Film sur De Gaulle : le général méritait mieux !
Réaliser un biopic sur un personnage historique n'est jamais une tâche aisée. A fortiori quand il s'agit d'un monument tel que Charles De Gaulle. Gabriel Le Bomin, cinéaste des armées, a accompli cet exercice afin de nous livrer un opus de deux heures qui nous laisse sur notre faim. Car, à l'image du cinéma français de ces dernières années, on est loin du côté épique des productions anglo-saxonnes ou de la subtilité de la lettre à Franco d'Amenabar.
Le visionnage de ce film laisse le spectateur assez perplexe. Le récit est très linéaire, sans surprise ni suspense. On y découvre la petite famille du général, sa petite fille handicapée, la belle maison de campagne des De Gaulle.
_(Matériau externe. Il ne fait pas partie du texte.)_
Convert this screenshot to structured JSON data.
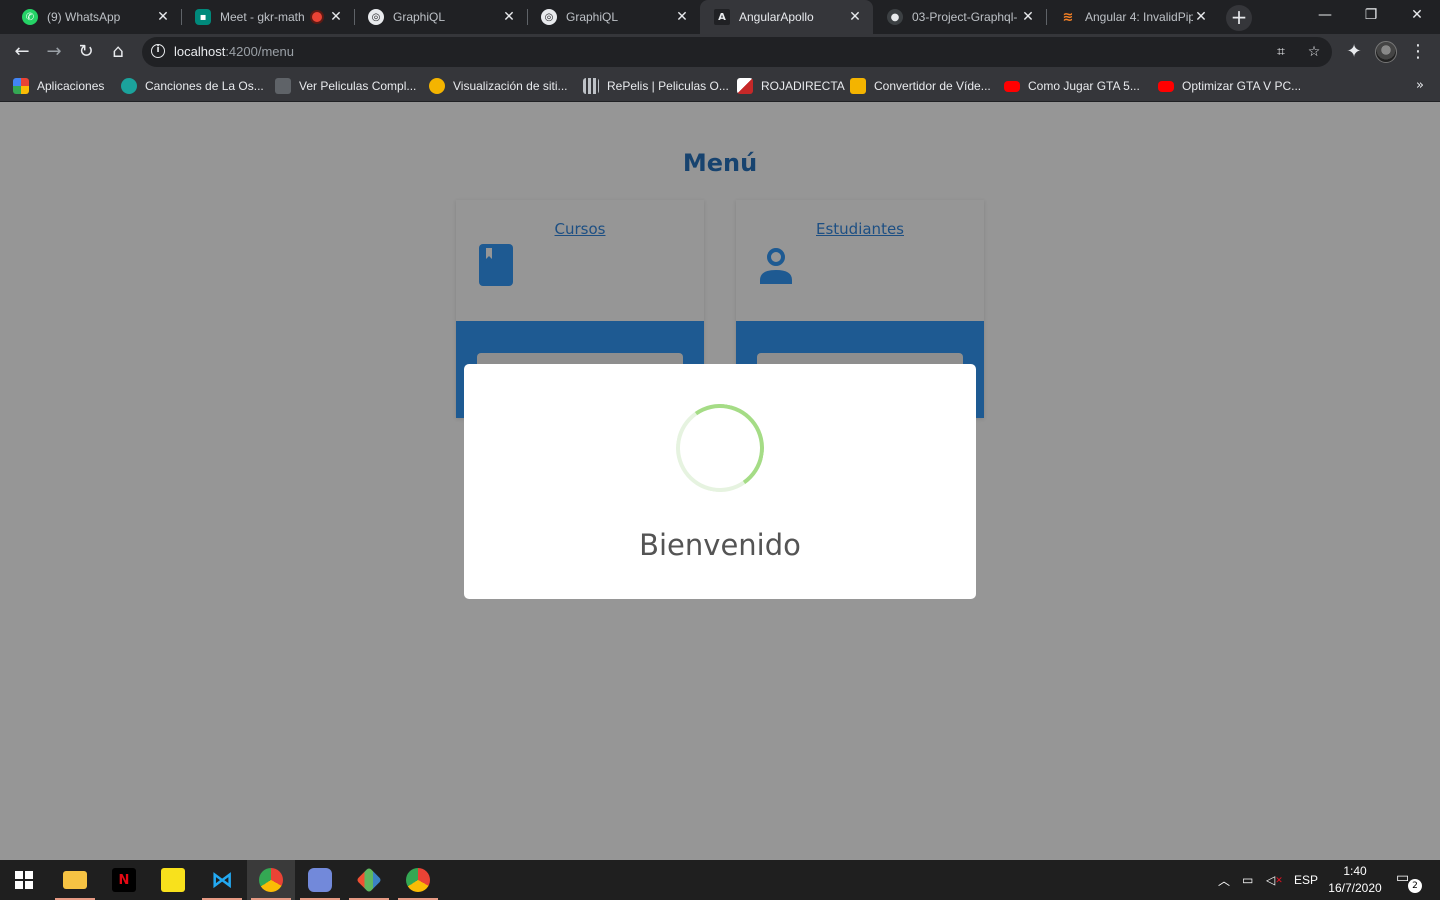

On y voit des familles qui fuient l'avancée des allemands, des gens qui cherchent à embarquer à Brest, dont Yvonne et ses enfants pour rejoindre Charles à Londres. Les intentions du réalisateur sont floues, sans doute écartelé entre la volonté de faire un récit people, sociétal ou guerrier. Peut-être aurait-il pu axer le film sur la petite Anne, ou simplement sur Yvonne De Gaulle ? Gabriel Le Bomin semble dépassé par le côté pédagogique et evidemment historique de son film.
Inexploitable d'un point de vue pédagogique, on y voit un De Gaulle assez terne. La classe et le talent de Lambert Wilson ne suffisent pas à donner du charisme à son personnage, qui reste de marbre après la victoire de Montcornet (début du film), ne s'énerve jamais et prononce de façon hésitante son discours du 18 juin, ce qui est une erreur historique. Les enregistrements conservés ont toujours montré un De Gaulle offensif, convaincu et très à l'aise derrière le microphone de la BBC.
Détail étrange pour un film de guerre, il n'y a pas une scène de bataille. A peine distingue-t-on quelques carcasses de panzers calcinés à Montcornet. Autre curiosité, certains personnages sont mal interprêtés. Ainsi, Lord Halifax n'était pas le "Kojak" chauve campé par l'acteur du film. Celui qui incarne Pétain ne lui ressemble pas physiquement non plus. Pour l'angle politique, le climat entre les "défaitistes " et les "résistants" est bien relaté. Un Pétain qui entend profiter de l'occasion pour régler ses comptes avec la république, un Reynaud faible manipulé par sa femme, un Mandel offensif, la psychologie pertinente des personnages est peut-être l'élément qui sauve l'entreprise de Gabriel Le Bomin.
On pouvait s'attendre à un opus incitant à l'esprit de résistance, au patriotisme, au souverainisme face aux envahisseurs et aux oppresseurs. Il n'en est rien. Ce film n'est qu'une balade qui tient plus de Gala et de Paris-Match que d'une revue historique. De Gaulle, un homme, une petite famille, un exil à Londres... C'est tout ce que l'on retiendra en sortant du visionnage de cette fiction.
Il est vrai que les valeurs du général font mauvais genre à notre époque, et pourraient constituer un encouragement à résister aux oppressions du moment : capitalisme sauvage, disparition de l'état républicain dans le libre-échange, asservissement de l'armée française à des conflits qui ne nous concernent pas etc. C'est tout juste si Le Bomin s'attarde sur l'anti-républicanisme de Pétain, conservateur et aigri.
Le cinéma français est victime de ses blocages culturels, son conformisme, et ressemble de plus en plus aux fictions de l'ex-Allemagne de l'est communiste : auto-censure, cahier des charges idéologique à respecter, thèmes à éviter. Le De Gaulle de Le Bomin, le Dreyfus de Polanski et les médiocres fictions orientées sur la guerre d'Algérie témoignent de la soumission culturelle aux valeurs de la génération Mitterrand. Cela fait plus de trente ans que nous attendons un grand film patriotique, à l'image des productions américaines. Nous risquons d'attendre encore longtemps... Mais ne soyons pas "défaitiste", les choses peuvent toujours changer, comme le général De Gaulle nous l'a démontré.